D’abord, j’aime beaucoup analyser comment est construit le discours musical par rapport au texte, puis comment cela s’organise entre la voix et le piano. Parfois, je me plais à imaginer chaque mélodie comme une mini scène d’opéra. Dans le cadre d’un récital, je trouve cela passionnant de changer rapidement d’énergie, d’une pièce à l’autre. Cela demande à ce que l’on déploie une large palette de couleurs, de nuances et d’intentions. À l’opéra, évidemment l’action se déroule plus lentement. Il est désormais question de nourrir et renouveler ses intentions pour que le discours reste crédible et tienne l’auditoire en haleine, le tout avec cette idée d’une palette de couleurs, adaptée au lieu et à l’orchestration. Selon moi, ces deux répertoires sont très complémentaires et se nourrissent mutuellement.
Pourquoi avoir nommé votre duo "Nitescence" (lueur, clarté, rayonnement) ?
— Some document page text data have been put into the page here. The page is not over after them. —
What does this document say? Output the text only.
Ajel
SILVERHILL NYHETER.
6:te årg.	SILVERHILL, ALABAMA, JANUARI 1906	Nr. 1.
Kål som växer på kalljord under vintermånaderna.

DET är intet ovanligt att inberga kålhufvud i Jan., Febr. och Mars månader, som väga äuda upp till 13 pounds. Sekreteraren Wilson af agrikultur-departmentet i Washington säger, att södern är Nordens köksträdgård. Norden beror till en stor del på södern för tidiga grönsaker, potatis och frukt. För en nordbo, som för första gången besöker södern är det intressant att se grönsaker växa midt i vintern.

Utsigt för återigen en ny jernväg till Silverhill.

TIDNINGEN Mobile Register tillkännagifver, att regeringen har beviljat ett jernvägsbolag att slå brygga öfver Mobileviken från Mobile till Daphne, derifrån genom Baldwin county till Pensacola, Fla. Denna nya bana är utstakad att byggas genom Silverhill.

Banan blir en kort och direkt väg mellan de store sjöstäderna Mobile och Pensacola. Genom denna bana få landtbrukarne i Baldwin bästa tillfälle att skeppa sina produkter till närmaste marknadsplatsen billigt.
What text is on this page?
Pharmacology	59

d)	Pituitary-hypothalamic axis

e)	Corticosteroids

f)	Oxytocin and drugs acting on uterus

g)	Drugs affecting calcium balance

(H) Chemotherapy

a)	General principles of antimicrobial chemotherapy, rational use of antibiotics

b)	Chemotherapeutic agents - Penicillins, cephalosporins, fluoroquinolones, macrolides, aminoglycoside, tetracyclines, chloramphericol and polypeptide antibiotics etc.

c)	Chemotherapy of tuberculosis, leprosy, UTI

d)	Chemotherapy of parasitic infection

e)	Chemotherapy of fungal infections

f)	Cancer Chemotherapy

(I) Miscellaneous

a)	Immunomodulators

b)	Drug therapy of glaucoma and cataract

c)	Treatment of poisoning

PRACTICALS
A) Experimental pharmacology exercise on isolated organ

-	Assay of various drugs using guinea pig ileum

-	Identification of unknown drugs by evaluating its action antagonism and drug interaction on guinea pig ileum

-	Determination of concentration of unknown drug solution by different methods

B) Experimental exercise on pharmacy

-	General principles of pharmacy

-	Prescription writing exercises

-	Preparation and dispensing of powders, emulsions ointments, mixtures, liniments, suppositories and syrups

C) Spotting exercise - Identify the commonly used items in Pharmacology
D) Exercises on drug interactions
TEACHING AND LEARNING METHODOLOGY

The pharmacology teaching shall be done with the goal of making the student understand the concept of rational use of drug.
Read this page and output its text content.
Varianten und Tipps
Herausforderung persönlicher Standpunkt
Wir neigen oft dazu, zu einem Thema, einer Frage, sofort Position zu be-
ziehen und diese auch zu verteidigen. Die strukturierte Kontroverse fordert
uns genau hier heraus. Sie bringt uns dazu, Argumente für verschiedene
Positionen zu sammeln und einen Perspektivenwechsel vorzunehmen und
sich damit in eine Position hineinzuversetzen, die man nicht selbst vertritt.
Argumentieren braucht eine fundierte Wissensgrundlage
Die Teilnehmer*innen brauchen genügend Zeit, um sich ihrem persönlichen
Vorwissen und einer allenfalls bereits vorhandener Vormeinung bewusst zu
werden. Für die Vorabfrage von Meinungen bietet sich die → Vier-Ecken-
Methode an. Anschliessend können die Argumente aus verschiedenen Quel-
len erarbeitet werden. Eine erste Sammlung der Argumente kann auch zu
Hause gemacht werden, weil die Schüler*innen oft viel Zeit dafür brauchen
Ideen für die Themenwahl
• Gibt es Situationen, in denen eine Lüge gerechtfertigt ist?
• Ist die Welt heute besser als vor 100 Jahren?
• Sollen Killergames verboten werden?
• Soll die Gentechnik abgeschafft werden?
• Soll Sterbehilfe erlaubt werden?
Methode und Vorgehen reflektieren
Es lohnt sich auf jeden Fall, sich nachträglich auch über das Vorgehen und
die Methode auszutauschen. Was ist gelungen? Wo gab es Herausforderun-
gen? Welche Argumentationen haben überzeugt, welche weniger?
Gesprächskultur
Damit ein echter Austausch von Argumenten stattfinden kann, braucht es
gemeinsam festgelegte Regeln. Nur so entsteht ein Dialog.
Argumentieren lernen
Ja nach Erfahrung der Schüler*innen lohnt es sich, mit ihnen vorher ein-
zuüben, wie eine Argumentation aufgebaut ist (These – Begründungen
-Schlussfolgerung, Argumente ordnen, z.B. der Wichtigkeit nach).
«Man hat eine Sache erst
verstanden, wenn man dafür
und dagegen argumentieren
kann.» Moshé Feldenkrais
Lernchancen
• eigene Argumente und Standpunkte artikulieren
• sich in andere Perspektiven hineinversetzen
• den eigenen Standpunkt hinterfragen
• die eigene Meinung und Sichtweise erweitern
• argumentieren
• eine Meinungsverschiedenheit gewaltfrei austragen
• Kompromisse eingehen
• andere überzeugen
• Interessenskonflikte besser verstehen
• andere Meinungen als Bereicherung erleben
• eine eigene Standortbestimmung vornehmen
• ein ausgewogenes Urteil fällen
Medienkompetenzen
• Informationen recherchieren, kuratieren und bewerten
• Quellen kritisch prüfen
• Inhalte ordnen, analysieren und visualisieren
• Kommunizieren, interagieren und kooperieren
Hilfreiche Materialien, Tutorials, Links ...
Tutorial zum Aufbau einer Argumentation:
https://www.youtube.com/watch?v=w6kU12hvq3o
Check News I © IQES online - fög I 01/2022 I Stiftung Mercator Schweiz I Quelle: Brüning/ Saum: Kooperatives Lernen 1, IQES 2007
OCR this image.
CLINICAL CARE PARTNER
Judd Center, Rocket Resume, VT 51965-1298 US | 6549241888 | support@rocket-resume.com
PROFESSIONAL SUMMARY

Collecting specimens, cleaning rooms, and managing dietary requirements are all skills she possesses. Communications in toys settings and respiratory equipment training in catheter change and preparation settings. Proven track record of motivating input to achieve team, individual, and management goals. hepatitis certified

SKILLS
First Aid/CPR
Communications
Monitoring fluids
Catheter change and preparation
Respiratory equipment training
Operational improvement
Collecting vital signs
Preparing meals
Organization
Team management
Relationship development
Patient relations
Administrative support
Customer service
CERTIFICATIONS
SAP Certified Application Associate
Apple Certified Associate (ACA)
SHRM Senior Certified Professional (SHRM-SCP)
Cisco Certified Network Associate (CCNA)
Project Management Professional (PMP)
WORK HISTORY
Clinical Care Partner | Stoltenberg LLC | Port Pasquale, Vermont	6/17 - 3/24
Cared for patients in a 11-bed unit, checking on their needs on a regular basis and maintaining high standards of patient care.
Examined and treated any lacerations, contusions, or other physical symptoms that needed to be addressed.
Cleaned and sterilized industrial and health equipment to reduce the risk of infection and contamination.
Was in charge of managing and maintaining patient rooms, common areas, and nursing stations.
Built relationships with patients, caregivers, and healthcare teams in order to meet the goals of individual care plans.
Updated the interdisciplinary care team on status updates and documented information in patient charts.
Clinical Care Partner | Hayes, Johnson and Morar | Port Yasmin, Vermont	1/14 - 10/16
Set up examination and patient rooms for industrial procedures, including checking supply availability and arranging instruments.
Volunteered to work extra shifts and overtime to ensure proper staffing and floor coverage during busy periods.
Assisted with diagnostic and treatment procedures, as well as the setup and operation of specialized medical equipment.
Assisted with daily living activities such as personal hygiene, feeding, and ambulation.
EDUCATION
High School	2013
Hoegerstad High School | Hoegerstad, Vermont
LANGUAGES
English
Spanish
Nous devions choisir un nom pour le Concours de Musique de chambre de Lyon (ville de la Fête des Lumières, d'ailleurs) en 2012. La plupart combinent leurs deux noms de famille en pareil cas, et nous, nous avons choisi cette touche d'originalité. Nous sommes réunies par nos personnalités lumineuses (notamment l'une envers l'autre). D’un point de vue plus symbolique, la lumière est un élément indispensable à la vie, tous les artistes ont besoin de lumière sur scène. En somme, la lumière revient toujours dans les différents aspects de nos vies.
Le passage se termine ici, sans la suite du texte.